23On note, par ailleurs, une grande diversité structurelle ou métrique des vers de 9 syllabes, soulignée par les traités : aux ennéasyllabes sans césure fixe (ex. Ronsard) s’opposent ceux qui ont une césure à la 3e syllabe, 3-6 (ex. Verlaine, « Ariette » II), ceux qui ont une césure médiane coupant le vers en deux parties inégales, 4-5 (ex. Verlaine, « Art poétique ») ou 5-4 (ex. Banville, « Le Poëte40 »), ou encore ceux qui possèdent deux césures, à la 3e et à la 6e syllabes, 3-3-3 (ex. Meyerbeer41, Le Prophète, II, 8) ; les ennéasyllabes sans césure fixe peuvent être considérés comme un mélange de ces différents mètres. Verlaine utilise les mètres 3-6 et 4-5, tous deux asymétriques, non le 3-3-3 régulier, symétrique, sur lequel nous reviendrons ci-dessous.

24Bien qu’ils aient été utilisés dans la poésie lyrique médiévale et qu’ils le soient dans plusieurs chansons du XVIIe siècle42, les vers de 9, comme de 11 syllabes sont purement et simplement ignorés des traités respectifs de Thomas Sébillet, de Jacques Peletier, de Ronsard43 ou encore, au XVIIe siècle, de Claude Lancelot (1650)44. Si Deimier45 (1610) mentionne les « vers masculins à neuf syllabes, et [l]es autres [féminins] à dix » (autrement dit les vers de 9 syllabes métriques), c’est pour les exclure aussitôt – sauf pour la « chanson » – parce qu’ils « ressemblent trop à la cadence des [vers] latins46 ».

25Le point de vue de Pierre Richelet47 (1671 [1666]) sur la question des vers de 9 syllabes (mais aussi de 11, de 13 et de 14) est plus complexe que celui de ses prédécesseurs. S’opposant explicitement à Lancelot, celui-ci considère, en effet, qu’il y a en français, non plus cinq, mais « dix sortes de vers » : non seulement de 12, 10, 8, 7 et 6, mais aussi de 5, 4, 3, 2 et 1 syllabes. S’il exclut d’abord les vers de 9 et de 11 syllabes, il les mentionne cependant comme « Vers à chanter », tout en précisant qu’ils approchent selon lui de la prose :  

J’entens par les Vers à chanter, les Vers qui ne sont reçeus que dans les Chansons, soit parce qu’ils ont un nombre de sillabes diferent de celui des Vers reguliers, ou qu’à proprement parler n’ont rien de la Poësie que la rime. Les Vers à chanter sont donc, des Vers masculins de neuf, d’onze, & de treize sillabes ; ou des feminins, de dix, de douze, de quatorze, & mesme de quinze. […] Ces sortes de Vers, aussi bien que tous les autres Vers à chanter, se meslent dans les Chansons avec des Vers reguliers & ordinaires ; & ils ne sont presque distinguez de la Prose que par la rime48.

26Mais le point le plus original de la présentation de Richelet est l’explication qu’il donne de l’existence de vers de 9, de 11 ou de 13 syllabes, celle de la parodie musicale.

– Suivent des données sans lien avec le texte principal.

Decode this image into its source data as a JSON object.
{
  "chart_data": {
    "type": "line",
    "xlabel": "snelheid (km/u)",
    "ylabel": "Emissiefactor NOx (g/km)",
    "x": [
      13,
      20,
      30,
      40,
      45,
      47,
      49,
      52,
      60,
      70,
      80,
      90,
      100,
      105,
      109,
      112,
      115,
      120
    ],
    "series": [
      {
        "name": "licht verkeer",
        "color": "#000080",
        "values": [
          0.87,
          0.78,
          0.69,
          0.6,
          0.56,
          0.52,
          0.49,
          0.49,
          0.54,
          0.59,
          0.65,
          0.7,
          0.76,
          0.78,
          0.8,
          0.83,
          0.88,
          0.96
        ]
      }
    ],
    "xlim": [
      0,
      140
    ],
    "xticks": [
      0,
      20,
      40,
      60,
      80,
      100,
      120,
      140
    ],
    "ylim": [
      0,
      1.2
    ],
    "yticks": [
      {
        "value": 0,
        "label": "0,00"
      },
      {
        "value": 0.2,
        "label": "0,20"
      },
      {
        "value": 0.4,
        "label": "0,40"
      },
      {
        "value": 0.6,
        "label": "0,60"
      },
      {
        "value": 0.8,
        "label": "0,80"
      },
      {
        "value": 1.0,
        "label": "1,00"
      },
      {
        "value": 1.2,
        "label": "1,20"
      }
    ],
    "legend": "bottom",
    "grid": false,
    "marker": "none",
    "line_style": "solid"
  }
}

27Entendue dans son sens musical, la notion de parodie a un sens tout à fait distinct de celui qu’elle possède en littérature et ne relève pas d’une intention ironique, satirique ou burlesque ; c’est une technique poétique qui consiste à ajouter des paroles à un air instrumental, notamment de danse, ou bien à substituer des paroles à d’autres. Fréquente dans l’air et le ballet de cour et les divertissements du théâtre lyrique (tragédie en musique, opéra-comique), la pratique49 de la parodie musicale donne lieu à des vers présentant d’importantes et nombreuses irrégularités au regard des règles  Affirmant tenir son information du poète et compositeur Louis de Mollier50, Richelet indique :

Ces Vers [à chanter] […] ne se composent que sur des Airs faits ; comme Menuets, Bourrées, Airs de Ballets, & autres semblables ; & alors il n’y a absolument point de regle à suivre. Pour faire cette sorte de vers, on s’attache entierement à l’Air ; & on leur donne selon cet air le nombre de sillabes qu’ils doivent avoir ; soit que ce nombre soit regulier ou non51.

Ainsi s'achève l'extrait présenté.